Trying to optimize a system that can’t be optimized can lead us into misery. We’ll always be searching for some end destination that doesn’t exist rather than appreciating this moment and living well right here, right now. Even if the moment is imperfect.
That humans can’t be optimized is precisely why it’s incredible to be alive. If humans could be optimized, we’d be robots.
A better question to ask
I know my half-baked philosophical thought vomit isn’t actionable. And of course it’s important to continue to try to improve ourselves.
I’ll be thinking about this topic more. But in the meantime, here’s a more tactical way I’d approach the question.
Instead of asking, “How do I optimize X,” ask yourself, “What problem am I trying to solve?”

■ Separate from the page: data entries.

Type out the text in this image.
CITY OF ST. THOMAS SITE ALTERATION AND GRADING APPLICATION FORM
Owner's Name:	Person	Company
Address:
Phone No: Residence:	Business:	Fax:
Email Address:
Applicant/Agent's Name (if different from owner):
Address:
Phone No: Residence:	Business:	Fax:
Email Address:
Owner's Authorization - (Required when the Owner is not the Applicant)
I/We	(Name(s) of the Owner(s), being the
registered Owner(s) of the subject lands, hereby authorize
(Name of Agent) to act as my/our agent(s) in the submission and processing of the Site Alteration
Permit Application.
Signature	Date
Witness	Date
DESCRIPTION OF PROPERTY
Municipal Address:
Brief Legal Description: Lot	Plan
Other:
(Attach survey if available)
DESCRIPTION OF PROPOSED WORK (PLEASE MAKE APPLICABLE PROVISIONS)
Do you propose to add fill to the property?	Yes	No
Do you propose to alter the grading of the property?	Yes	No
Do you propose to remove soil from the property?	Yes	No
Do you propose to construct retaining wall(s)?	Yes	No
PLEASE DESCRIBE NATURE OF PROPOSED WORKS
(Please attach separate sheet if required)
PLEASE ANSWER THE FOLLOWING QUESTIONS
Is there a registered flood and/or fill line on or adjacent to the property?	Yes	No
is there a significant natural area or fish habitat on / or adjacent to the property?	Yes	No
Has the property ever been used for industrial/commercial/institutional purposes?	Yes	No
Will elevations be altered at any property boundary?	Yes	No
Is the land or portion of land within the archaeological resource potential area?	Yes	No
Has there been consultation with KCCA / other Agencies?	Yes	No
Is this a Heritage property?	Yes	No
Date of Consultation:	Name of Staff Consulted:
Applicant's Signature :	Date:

That question often leads to a more targeted and effective solution. You may even realize there’s no problem in the first place—that you’re striving for perfection in something that can never be perfect and that you’re fine as is.
For example, let’s say you first wanted to optimize your eating. What problem are you trying to solve by doing that? Do you feel like you’re overweight? Like you don’t have enough muscle? Like you feel low on energy?
Those three problems lead to entirely different solutions. The overweight person may benefit from understanding how much they eat and why and possibly reducing calories. The person who wanted more muscle might benefit from a change in workout programming. The person low on energy may want to look at their sleep habits.
You get the point.
Thanks for reading. Have fun, don’t die, push heavy stuff, and solve problems.